Like the country, Christians appear to have been split between the two camps. Sadly, some Christian commentators have used the referendum to suggest that God would be on one side or the other, which to my mind amounts to a sort of spiritual blackmail! Nevertheless, the Church does have much to bring to the conversation, and the Cardinal and others have outlined the important role that Catholics can now play in unifying and healing relationships made fragile as a result of the fevered campaigning and subsequent fall-out. Indeed, the future is likely to be shaped by those with a long, or perhaps an eternal, view.
When I worked in youth ministry I recall that Christian practitioners were often looked upon with suspicion by some in the statutory youth services: youth ministry took advantage of vulnerable young people in order to make believers of them. Mentioning a Christian motivation for youth work, on funding applications for example, was frowned upon.
I’m happy to say that this changed over time, frequently because of the hard work of youth ministers, but also as a byproduct of council funding cuts following the 2008 financial crash. Youth projects found themselves short of workers and third sector projects, less reliant on central funding, began to take up the slack and collaborate more closely with council youth services.

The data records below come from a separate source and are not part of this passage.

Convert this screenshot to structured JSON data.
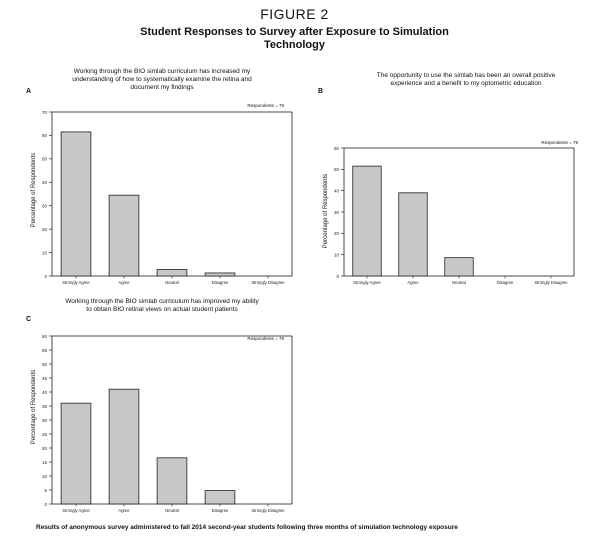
{
  "figure_label": "FIGURE 2",
  "figure_title": "Student Responses to Survey after Exposure to Simulation Technology",
  "caption": "Results of anonymous survey administered to fall 2014 second-year students following three months of simulation technology exposure",
  "colors": {
    "bar_fill": "#c8c8c8",
    "bar_stroke": "#222222",
    "axis": "#222222"
  },
  "chart_data": [
    {
      "type": "bar",
      "panel": "A",
      "title": "Working through the BIO simlab curriculum has increased my understanding of how to systematically examine the retina and document my findings",
      "respondents": "Respondents = 79",
      "xlabel": "",
      "ylabel": "Percentage of Respondents",
      "categories": [
        "Strongly Agree",
        "Agree",
        "Neutral",
        "Disagree",
        "Strongly Disagree"
      ],
      "values": [
        61.5,
        34.5,
        2.8,
        1.3,
        0
      ],
      "ylim": [
        0,
        70
      ],
      "yticks": [
        0,
        10,
        20,
        30,
        40,
        50,
        60,
        70
      ],
      "grid": false,
      "legend": "none"
    },
    {
      "type": "bar",
      "panel": "B",
      "title": "The opportunity to use the simlab has been an overall positive experience and a benefit to my optometric education",
      "respondents": "Respondents = 79",
      "xlabel": "",
      "ylabel": "Percentage of Respondents",
      "categories": [
        "Strongly Agree",
        "Agree",
        "Neutral",
        "Disagree",
        "Strongly Disagree"
      ],
      "values": [
        51.5,
        39,
        8.6,
        0,
        0
      ],
      "ylim": [
        0,
        60
      ],
      "yticks": [
        0,
        10,
        20,
        30,
        40,
        50,
        60
      ],
      "grid": false,
      "legend": "none"
    },
    {
      "type": "bar",
      "panel": "C",
      "title": "Working through the BIO simlab curriculum has improved my ability to obtain BIO retinal views on actual student patients",
      "respondents": "Respondents = 79",
      "xlabel": "",
      "ylabel": "Percentage of Respondents",
      "categories": [
        "Strongly Agree",
        "Agree",
        "Neutral",
        "Disagree",
        "Strongly Disagree"
      ],
      "values": [
        36,
        41,
        16.5,
        4.8,
        0
      ],
      "ylim": [
        0,
        60
      ],
      "yticks": [
        0,
        5,
        10,
        15,
        20,
        25,
        30,
        35,
        40,
        45,
        50,
        55,
        60
      ],
      "grid": false,
      "legend": "none"
    }
  ]
}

What has this got to do with Brexit, or indeed evangelisation? We see a country in crisis, its very foundational values being questioned and rethought, and the usual safety nets being withdrawn. The Church now finds herself (having been pushed to the political sidelines over recent years) with a voice and a vision for the future, in a country looking for a new direction. Can we make a compelling case for a future in which people are made aware of their dignity in Christ, the responsibility of each person to act for the common good and a society where the Church offers that fixed point from which everything else takes its bearings? Evangelisation presents people with the opportunity for an imminent and saving relationship with Christ that all of us are called to – we have an opportunity to re-propose that truth. Evangelisation is a call out of something (the ‘world’) and into something else (Christ and his visible church). Whether our society is willing to listen to this vision of the Kingdom remains to be seen.
During the migrations of European peoples throughout the first millennium, when societies and civilizations were fragmenting, even as she was under great threat, the Church made possible the potential civilization and evangelisation of Europe. Often through monastic movements like the Benedictines, God’s good order was maintained through work and prayer – radical Christian community created the conditions in which evangelisation could take place, so that when the time was right, that potential was released. Can we live with a similar devotion and love, into which God can draw the restless and the thirsty when the time is right?